Since 1998 Diop has worked as a lecturer at the University of Pau . There he teaches literature of the 18th century and French-language African literature. Since 2009 Diop has also headed a research group (GRREA 17/18) that deals with the European colonization of Africa in the 17th and 18th centuries. In 2014 he obtained the habilitation à diriger des recherches (HDR), which is considered the central qualification for admission to a professorship in France.
Working as a writer
In parallel to his teaching activity, Diop has so far published two historical novels. His debut novel 1889, l'attraction universelle , published in 2012, focuses on a Senegalese delegation whose trip to the Paris World's Fair in 1889 ends miserably in a circus in Bordeaux .

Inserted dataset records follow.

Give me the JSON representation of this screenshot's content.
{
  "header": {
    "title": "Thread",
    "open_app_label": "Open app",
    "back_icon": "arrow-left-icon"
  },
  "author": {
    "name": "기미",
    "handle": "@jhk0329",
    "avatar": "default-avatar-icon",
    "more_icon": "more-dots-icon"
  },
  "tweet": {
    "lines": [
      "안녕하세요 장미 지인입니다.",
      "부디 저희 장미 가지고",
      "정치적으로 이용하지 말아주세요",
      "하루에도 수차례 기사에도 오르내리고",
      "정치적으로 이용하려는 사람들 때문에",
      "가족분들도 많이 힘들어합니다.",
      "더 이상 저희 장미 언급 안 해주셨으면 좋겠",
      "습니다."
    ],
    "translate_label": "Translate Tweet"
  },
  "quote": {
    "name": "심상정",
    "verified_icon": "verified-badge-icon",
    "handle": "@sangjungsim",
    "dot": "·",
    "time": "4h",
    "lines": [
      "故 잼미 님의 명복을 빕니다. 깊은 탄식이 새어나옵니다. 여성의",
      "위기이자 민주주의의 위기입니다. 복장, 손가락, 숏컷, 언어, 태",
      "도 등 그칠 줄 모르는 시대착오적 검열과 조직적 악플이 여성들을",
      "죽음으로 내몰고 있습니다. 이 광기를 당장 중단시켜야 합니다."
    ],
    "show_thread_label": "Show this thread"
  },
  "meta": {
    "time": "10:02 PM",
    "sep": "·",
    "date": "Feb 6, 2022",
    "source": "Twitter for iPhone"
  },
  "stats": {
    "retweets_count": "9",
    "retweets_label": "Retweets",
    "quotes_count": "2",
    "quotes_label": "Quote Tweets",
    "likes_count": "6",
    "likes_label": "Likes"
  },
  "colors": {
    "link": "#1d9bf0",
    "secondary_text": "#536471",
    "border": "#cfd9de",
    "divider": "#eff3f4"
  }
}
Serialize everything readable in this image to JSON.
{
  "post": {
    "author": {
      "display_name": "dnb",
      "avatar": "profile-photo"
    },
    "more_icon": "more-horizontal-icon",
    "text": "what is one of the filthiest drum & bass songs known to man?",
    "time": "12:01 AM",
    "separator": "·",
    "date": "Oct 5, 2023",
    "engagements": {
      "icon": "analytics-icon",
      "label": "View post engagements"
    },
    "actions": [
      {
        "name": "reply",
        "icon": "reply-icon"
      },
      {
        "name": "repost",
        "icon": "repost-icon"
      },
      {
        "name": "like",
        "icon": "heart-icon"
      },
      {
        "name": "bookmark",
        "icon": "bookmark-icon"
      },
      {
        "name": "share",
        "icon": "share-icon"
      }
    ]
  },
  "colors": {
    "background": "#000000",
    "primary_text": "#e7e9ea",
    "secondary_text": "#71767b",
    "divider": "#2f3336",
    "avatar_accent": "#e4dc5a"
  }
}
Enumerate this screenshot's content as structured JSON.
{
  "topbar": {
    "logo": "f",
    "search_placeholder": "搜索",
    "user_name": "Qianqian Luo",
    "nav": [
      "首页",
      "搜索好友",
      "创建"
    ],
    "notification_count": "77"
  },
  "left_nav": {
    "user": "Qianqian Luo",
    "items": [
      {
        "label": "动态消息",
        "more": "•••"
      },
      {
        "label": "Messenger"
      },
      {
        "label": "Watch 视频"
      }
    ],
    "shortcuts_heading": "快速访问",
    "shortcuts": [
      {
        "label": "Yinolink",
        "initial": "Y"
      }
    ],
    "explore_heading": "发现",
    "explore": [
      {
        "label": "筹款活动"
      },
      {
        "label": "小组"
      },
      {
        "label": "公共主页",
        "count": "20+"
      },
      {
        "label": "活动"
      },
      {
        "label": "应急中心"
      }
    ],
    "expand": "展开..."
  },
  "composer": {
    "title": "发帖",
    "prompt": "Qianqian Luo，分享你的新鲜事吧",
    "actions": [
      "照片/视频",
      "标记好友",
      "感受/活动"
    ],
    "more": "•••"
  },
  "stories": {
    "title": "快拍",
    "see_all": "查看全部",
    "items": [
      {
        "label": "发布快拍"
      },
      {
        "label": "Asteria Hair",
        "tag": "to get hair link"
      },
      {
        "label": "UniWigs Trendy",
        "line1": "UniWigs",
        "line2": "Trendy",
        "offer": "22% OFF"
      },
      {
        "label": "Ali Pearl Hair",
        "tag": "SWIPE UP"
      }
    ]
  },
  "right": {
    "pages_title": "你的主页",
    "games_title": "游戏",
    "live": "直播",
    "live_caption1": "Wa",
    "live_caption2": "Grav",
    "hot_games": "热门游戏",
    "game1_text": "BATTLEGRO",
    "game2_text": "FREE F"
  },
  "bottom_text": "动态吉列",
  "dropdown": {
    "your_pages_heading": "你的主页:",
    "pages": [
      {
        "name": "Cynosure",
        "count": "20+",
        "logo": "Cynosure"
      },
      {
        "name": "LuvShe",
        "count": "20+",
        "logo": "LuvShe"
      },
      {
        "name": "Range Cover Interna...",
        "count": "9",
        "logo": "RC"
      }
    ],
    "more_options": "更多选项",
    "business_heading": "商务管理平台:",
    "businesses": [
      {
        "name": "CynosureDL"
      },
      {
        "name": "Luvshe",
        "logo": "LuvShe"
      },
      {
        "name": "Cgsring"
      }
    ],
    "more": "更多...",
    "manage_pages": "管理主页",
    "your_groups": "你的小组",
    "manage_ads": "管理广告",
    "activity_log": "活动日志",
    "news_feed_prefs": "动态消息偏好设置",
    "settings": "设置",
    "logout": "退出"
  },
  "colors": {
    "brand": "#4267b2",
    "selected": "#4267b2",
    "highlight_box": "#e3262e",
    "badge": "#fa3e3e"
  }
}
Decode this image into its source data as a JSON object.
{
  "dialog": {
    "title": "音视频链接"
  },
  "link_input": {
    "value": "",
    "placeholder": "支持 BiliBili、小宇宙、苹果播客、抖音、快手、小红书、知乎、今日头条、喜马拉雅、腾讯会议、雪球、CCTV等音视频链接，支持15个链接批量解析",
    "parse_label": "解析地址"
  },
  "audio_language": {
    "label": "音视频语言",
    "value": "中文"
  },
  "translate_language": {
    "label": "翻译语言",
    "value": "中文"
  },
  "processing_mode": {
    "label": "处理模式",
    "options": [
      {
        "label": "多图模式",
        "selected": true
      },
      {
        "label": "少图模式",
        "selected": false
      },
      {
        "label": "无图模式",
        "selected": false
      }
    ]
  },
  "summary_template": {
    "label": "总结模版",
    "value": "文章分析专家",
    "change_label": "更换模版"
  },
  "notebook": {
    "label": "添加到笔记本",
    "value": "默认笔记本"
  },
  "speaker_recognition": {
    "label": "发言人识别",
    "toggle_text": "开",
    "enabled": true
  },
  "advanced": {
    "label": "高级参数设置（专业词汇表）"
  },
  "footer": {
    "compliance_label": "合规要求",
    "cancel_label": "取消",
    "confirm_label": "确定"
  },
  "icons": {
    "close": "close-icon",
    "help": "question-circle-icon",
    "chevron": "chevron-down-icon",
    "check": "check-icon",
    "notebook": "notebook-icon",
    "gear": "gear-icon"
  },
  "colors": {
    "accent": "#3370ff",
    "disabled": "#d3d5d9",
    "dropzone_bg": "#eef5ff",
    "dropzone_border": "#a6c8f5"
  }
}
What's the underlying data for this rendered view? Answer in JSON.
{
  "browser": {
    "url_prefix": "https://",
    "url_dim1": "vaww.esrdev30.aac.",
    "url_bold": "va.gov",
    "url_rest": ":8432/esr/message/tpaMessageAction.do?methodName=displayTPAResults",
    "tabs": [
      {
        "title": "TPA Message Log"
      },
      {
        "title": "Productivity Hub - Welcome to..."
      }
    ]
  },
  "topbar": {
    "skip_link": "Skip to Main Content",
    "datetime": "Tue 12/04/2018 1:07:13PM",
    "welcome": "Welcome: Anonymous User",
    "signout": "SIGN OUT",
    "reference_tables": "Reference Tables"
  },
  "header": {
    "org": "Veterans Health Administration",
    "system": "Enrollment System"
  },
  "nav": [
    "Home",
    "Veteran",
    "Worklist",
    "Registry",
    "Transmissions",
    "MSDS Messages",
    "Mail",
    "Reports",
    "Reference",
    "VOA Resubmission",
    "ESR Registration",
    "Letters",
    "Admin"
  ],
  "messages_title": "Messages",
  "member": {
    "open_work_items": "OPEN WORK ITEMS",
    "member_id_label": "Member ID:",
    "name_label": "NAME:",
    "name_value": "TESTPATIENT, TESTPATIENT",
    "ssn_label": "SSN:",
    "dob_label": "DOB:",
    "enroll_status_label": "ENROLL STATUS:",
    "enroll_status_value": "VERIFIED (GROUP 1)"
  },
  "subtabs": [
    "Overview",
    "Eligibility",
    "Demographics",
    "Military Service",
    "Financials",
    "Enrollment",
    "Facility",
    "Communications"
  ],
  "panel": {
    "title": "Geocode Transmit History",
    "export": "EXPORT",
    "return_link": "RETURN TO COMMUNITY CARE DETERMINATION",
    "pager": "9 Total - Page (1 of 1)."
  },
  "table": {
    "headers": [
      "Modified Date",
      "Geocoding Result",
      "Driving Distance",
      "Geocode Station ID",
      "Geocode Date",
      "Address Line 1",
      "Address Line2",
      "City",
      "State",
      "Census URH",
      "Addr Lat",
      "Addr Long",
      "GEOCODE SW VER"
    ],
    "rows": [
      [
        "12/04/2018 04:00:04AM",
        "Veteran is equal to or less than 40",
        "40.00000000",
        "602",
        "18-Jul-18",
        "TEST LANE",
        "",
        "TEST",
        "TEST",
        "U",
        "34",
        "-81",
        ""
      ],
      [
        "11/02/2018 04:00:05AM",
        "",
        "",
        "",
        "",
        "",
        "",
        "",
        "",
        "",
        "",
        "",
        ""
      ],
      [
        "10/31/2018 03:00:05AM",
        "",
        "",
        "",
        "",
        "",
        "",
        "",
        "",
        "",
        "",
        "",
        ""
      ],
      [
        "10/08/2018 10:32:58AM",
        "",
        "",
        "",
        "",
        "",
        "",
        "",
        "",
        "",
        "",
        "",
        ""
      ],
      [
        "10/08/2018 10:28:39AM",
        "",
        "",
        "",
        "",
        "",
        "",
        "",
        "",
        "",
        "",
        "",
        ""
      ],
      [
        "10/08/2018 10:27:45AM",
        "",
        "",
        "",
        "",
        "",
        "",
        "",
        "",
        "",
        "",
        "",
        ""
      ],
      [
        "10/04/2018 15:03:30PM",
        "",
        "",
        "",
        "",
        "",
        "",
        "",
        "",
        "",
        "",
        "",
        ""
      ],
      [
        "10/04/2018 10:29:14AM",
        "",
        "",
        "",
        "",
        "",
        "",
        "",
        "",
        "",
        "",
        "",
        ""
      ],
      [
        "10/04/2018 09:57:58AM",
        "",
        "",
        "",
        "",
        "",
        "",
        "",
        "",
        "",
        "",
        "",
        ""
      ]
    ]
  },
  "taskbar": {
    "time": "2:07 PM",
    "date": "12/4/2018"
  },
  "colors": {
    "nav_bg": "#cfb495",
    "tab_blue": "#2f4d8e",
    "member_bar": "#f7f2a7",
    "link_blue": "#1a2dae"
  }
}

Diop's second novel, Frère d'âme (English title: Our blood is black at night ; . "Brothers in Arms"), which was published in 2018 by the renowned publisher Éditions du Seuil . The book to which a. A quote from the Senegalese author Cheikh Hamidou Kane is prefixed, he also called it his "true first novel". The work was inspired by Diop's great-grandfather, who was one of around 135,000 Senegalese "tirailleurs" in World War I.fought on the side of the French troops, but had never spoken of his experiences. 30,000 of them were killed.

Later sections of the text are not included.